Tambelon was a bad place to be a slave. They could have been sacrificed to the military's ever-thirsty 'rear support battalions' and reduced to thralled ghouldom. They could have been sent to the phylactery-owned mines in the eastern ranges, to be worked to death.

Instead, our newly enslaved Order ponies were being shipped down to Coriolanus to serve as galley slaves. Classically, the oardonkeys of battle-barges and galleys had been free jacks and jennies, but in the Bride-era, this tradition of proud oar-jennies had been washed away in a tidal wave of convict labour. Many of the ships driven down in the great river-battles of the last several years had gone to the bottom with their rowers still chained to their oars and sweeps.

They say that the great river occasionally belches forth packs of undead upon the lower reaches, drowned ponies dragging behind them oars still chained to their forelegs.

The new fleet being laid down in Coriolanus required full complements of oar-donkeys, galley slaves. And we had thousands of them convenient and near to hoof. It was the obvious solution; the General and her staff had been planning on impressing sailors from the Inland Sea to make up the numbers, which would have made all of us deeply unpopular. They jumped at the chance to avoid the Inland Sea impressment campaign, at least, once they were given to understand that the Company would stop standing in the way of the enslavement of the prisoners of war.

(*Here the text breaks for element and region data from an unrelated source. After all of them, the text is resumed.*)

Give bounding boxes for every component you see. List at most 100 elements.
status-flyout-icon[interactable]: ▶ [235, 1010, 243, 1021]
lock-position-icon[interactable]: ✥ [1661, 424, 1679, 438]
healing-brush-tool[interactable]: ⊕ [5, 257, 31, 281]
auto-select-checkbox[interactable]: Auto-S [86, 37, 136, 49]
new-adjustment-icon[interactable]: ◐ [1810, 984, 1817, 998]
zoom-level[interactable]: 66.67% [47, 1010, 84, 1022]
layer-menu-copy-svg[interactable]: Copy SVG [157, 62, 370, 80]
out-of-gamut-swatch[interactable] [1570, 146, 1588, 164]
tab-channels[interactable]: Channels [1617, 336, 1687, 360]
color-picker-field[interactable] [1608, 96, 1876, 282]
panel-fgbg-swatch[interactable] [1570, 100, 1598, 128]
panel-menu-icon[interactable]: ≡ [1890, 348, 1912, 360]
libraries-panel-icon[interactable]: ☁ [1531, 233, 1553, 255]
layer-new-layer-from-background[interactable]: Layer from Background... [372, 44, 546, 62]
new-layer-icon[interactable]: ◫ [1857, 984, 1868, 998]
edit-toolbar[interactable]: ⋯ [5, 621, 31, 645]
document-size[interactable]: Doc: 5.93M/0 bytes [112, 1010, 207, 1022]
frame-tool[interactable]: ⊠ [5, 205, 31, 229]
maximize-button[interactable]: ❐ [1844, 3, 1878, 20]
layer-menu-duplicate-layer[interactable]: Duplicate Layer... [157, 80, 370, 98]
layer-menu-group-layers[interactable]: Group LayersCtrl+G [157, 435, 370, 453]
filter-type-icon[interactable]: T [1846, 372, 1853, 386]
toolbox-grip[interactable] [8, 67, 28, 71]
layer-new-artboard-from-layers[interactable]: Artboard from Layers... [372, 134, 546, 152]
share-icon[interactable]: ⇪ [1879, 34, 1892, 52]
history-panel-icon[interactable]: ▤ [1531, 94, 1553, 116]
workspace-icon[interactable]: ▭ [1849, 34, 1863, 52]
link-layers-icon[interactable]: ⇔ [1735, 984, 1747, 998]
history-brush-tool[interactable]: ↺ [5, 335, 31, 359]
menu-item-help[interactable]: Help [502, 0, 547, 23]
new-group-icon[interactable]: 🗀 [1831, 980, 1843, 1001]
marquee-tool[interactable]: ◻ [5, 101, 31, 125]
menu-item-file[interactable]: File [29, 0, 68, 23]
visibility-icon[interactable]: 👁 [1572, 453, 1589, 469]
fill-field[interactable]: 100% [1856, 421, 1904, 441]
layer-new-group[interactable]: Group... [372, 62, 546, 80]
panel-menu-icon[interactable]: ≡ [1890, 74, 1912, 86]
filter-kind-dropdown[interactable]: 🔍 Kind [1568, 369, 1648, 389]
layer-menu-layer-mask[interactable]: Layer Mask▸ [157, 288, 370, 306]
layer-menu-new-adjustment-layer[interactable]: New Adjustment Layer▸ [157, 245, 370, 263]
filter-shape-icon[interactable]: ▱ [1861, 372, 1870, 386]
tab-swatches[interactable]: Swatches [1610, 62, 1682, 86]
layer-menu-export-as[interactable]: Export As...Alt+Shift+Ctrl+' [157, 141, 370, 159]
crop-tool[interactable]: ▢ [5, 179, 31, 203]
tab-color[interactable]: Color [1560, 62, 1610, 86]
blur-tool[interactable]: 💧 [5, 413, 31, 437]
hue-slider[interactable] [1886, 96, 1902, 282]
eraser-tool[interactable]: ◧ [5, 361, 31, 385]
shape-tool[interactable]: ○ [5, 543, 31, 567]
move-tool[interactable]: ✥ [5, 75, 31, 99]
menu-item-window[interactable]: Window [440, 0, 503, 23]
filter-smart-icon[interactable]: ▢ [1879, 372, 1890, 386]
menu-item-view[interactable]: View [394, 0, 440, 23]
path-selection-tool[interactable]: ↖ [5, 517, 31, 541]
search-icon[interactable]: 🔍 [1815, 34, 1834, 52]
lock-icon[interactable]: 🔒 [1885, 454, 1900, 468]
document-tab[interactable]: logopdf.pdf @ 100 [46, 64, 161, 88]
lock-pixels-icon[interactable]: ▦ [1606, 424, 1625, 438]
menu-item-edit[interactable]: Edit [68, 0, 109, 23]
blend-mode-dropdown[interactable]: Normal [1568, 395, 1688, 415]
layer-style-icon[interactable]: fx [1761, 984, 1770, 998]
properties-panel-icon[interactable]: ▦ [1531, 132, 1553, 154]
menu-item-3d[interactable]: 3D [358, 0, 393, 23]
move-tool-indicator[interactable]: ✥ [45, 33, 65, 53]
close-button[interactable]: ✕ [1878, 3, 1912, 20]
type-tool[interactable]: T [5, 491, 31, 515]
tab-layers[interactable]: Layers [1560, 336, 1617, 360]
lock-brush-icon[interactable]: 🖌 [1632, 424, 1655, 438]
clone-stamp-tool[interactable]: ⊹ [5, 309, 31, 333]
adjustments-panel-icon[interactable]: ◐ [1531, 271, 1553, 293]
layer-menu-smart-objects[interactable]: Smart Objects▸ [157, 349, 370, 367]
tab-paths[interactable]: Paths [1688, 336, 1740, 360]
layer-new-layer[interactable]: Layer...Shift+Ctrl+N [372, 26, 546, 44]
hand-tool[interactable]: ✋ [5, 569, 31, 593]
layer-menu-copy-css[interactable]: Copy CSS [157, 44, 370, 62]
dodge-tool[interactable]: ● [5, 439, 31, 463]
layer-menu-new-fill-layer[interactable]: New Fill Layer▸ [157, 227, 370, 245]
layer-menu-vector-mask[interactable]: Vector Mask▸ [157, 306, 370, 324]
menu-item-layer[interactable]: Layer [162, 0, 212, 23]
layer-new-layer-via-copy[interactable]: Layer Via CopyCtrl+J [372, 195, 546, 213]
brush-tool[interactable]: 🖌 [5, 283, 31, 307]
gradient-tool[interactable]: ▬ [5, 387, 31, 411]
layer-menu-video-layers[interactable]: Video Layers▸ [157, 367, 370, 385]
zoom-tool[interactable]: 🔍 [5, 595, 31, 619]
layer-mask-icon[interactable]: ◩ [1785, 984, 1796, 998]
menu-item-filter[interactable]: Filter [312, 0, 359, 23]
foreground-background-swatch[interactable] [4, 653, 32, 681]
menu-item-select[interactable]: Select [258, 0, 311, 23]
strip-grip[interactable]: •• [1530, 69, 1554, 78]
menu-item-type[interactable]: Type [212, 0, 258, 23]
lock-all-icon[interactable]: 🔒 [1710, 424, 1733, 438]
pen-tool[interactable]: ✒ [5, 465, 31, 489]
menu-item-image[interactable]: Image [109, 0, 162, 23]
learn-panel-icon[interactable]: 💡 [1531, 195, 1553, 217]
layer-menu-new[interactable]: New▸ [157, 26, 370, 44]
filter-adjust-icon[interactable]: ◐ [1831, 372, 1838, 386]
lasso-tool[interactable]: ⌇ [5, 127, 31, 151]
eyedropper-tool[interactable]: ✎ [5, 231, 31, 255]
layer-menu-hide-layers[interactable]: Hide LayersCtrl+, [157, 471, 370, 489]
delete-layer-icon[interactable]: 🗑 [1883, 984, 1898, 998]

They wrote off our sudden acquiescence as just another of the strange and unpredictable starts of a demon-worshiping cult, and went on with other matters. With the initial campaign concluded, General Knochehart was besieged with hard-luck stories and demands to return this regiment or that regiment back north; everypony was ready to call it a war and go home. It didn't help matters that word had arrived that the White Rose had tried to invade Pepin in our absence, and that there had been a somewhat active summer season on the upper river for those regiments we had left behind. With the Bride absent and tied up at the front, her endless campaign of censorship and suppression of communications was in abeyance, and the news was beginning to flow for the first time in generations. With news of the greater Tambelon, came politics, and contention, and distractions.

Nopony paid us much heed. They were too busy arguing with each other.

And so it was, in the last days of that summer, we began marching the newly-enslaved White Rose prisoners in long, regimented columns north to the Road through High Earth. Each pony was march-hobbled, with rope halters tied to allow a steady marching step, but no faster, and with reduced flexibility. Everypony who watched us shuffle past were treated to the prospect of thousands upon thousands of down-trodden ponies, hangdog, thin, and hollow-eyed. The more we played up the spectacle of misery, the less reason anypony had reason to pay attention to the heavy-laden carts and wagons spaced out here and there within the slave-columns. They were only food supplies and chuckwagons, right? Even the ones that held our timberlings, curled patiently upon their sharp-edged beds of weaponry.

It only takes a little stagecraft and misdirection to make a division-sized military movement look like slaves being taken to market. So off we went, shuffling awkwardly towards the distant river-port, towards our rendezvous with the Imperial fleet coming off the slips in that great city on the Housa.

Coriolanus, mother of ships – we come for your children!